By Luis Jaime Acosta
MANIZALES, Colombia (Reuters) - Colombian farmer Jairo Morales is worried. His coffee trees are speckled with crimson as tiny red spider mites attack his plantation, posing a threat not only to his livelihood but to output in the world's No. 3 coffee growing country.
The mites cling to the leaves of coffee plants and gradually turn them reddish until they wither and die.
The threat comes at a time in which Colombia is struggling to increase annual coffee output to 11 million 60-kg sacks, the country's long-term average.
The tiny arachnids have always been a menace to coffee crops in the Andean country, but other predator insects have usually kept them at bay.
"This has been a surprise. I'd never seen anything like this in the many years that I've been growing coffee. I often see small areas by the side of the road, but never an attack like this," Morales said.
Red spider mites have attacked many plantations in Caldas, the No. 4 coffee producing region in Colombia, contributing about 10 percent to the country's total coffee output.
Morales suspects that the increasing number of spider mites could be a consequence of the ashes that covered the area after the Nevado del Ruiz volcano eruption in June, which apparently killed the insects that prey on the arachnids.
"The risk is that they 'burn' the leaves and it takes a long time for the plants to recover," said the farmer at his plantation on a mountain slope in the Caldas region.
"If the coffee trees fail to grow branches and flower we'll lose the crop that we're about to harvest and we can lose next year's because they will not flower," he said.
Crops in the Quindio, Risaralda and Valle del Cauca regions have also been hit, although less severely, according to the coffee growers federation.
Colombia, the world's top producer of high quality arabica beans, has missed its annual coffee production goals for three consecutive years due to torrential rains brought on by the weather phenomenon La Nina.
Heavy rains prevent flowering, which last year resulted in a reduced output or 7.8 million sacks, the lowest in three decades. Production this year is expected to be around 8 million bags.
Farmers are fumigating plantations to combat the red spider mites. The additional expense raises production costs at a time of lower revenues due to a drop in global coffee prices and compounded by the appreciation of the Colombian peso.
The stronger local currency adversely affects growers who must cover their costs in pesos while receiving U.S. dollars for their exports.
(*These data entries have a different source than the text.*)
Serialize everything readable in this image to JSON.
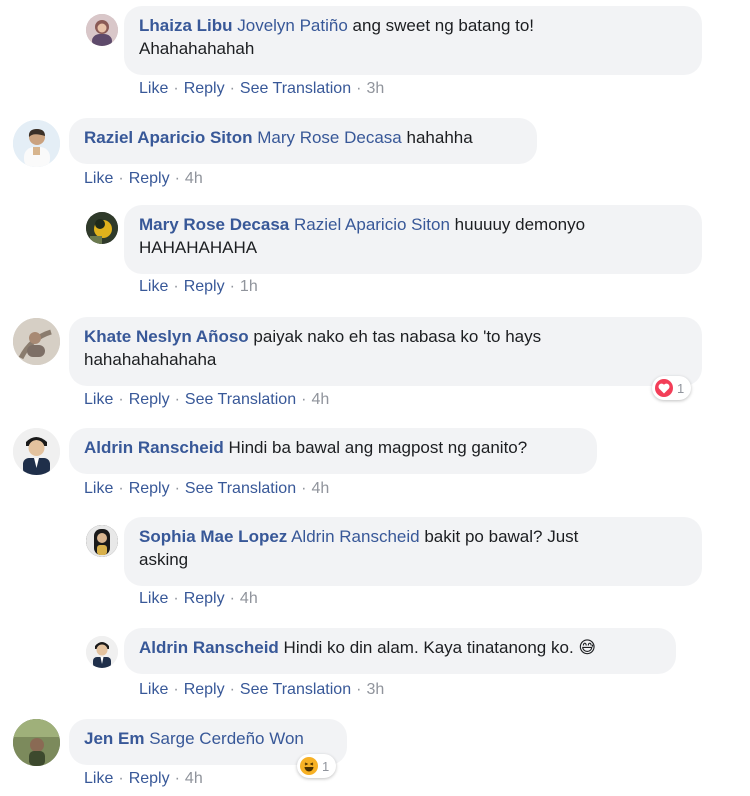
{
  "labels": {
    "like": "Like",
    "reply": "Reply",
    "see_translation": "See Translation",
    "separator": "·"
  },
  "comments": [
    {
      "author": "Lhaiza Libu",
      "mention": "Jovelyn Patiño",
      "text_line1": "ang sweet ng batang to!",
      "text_line2": "Ahahahahahah",
      "time": "3h"
    },
    {
      "author": "Raziel Aparicio Siton",
      "mention": "Mary Rose Decasa",
      "text": "hahahha",
      "time": "4h"
    },
    {
      "author": "Mary Rose Decasa",
      "mention": "Raziel Aparicio Siton",
      "text_line1": "huuuuy demonyo",
      "text_line2": "HAHAHAHAHA",
      "time": "1h"
    },
    {
      "author": "Khate Neslyn Añoso",
      "text_line1": "paiyak nako eh tas nabasa ko 'to hays",
      "text_line2": "hahahahahahaha",
      "time": "4h",
      "reaction_icon": "love-reaction-icon",
      "reaction_count": "1"
    },
    {
      "author": "Aldrin Ranscheid",
      "text": "Hindi ba bawal ang magpost ng ganito?",
      "time": "4h"
    },
    {
      "author": "Sophia Mae Lopez",
      "mention": "Aldrin Ranscheid",
      "text_line1": "bakit po bawal? Just",
      "text_line2": "asking",
      "time": "4h"
    },
    {
      "author": "Aldrin Ranscheid",
      "text": "Hindi ko din alam. Kaya tinatanong ko.",
      "emoji": "😅",
      "time": "3h"
    },
    {
      "author": "Jen Em",
      "mention": "Sarge Cerdeño Won",
      "time": "4h",
      "reaction_icon": "haha-reaction-icon",
      "reaction_count": "1"
    }
  ],
  "colors": {
    "link": "#385898",
    "meta": "#90949c",
    "bubble": "#f2f3f5",
    "love": "#f33e58",
    "haha": "#f7b125"
  }
}
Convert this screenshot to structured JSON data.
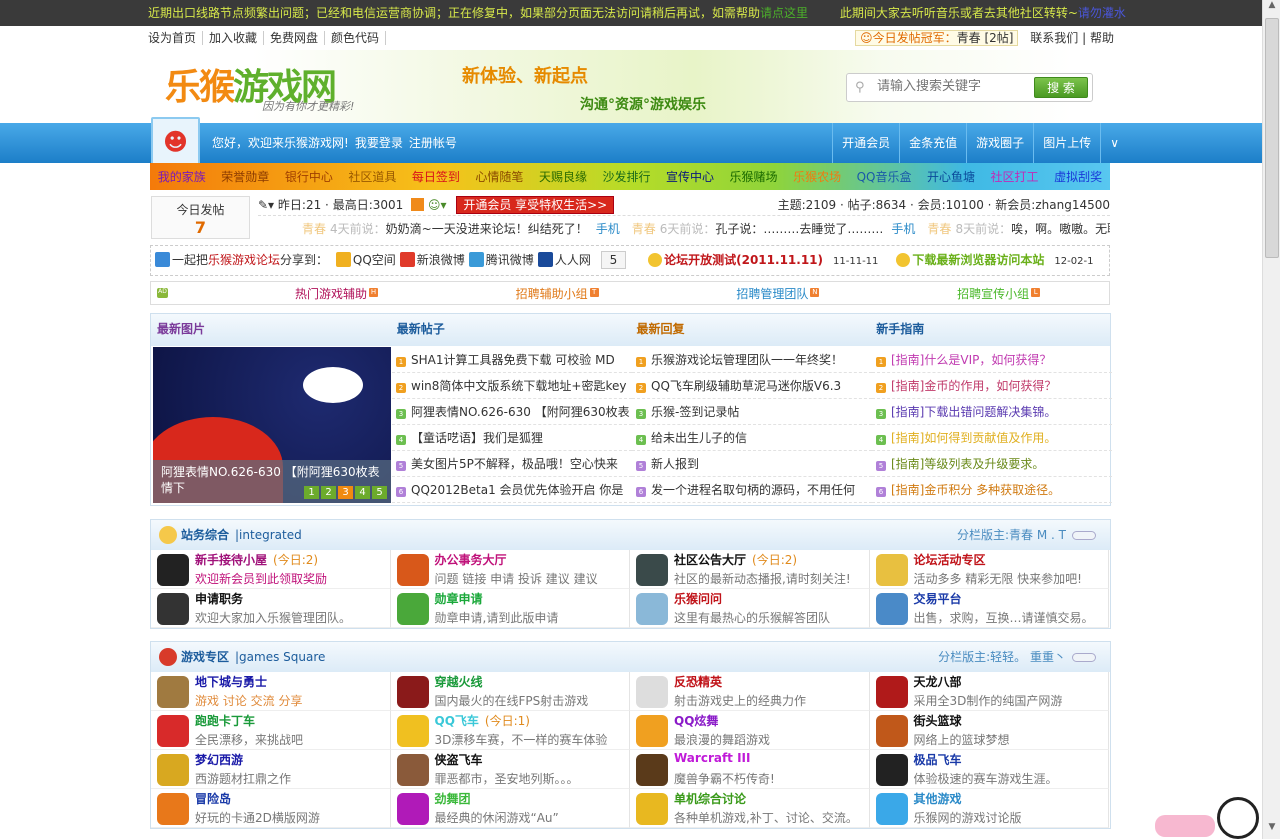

Marcelo Salazar, a member of the Caldas coffee growers committee said that despite efforts to contain the pest, spider mites will likely diminish total output in the region.
"It could cut output by as much as 30 percent, it could cause damage because the leaves fall, the trees do not grow beans, the coffee could have lower quality," he said.
"And that would be awful now that we've got problems with the prices and hardships stemming from global warming," Salazar added.
The pest will likely cut into the income for some of the 560,000 families that depend on growing coffee for a living in Colombia.
Of the roughly 900,000 hectares of coffee plants in the country, about a third have recently been replanted with fungus-resistant varieties that will gradually become productive starting in 2013.
The national coffee growers federation does not yet have an estimate of how large an area has been affected by the mites, but says that if farmers act quickly the threat will be under control.
"There's a risk that this could become a plague if the number increases because it affects the leaves and hampers photosynthesis ... which could affect output," said Carlos Alberto Saldias, an agricultural expert at the federation.
"From an overall point of view it won't have a big impact if we tackle it now."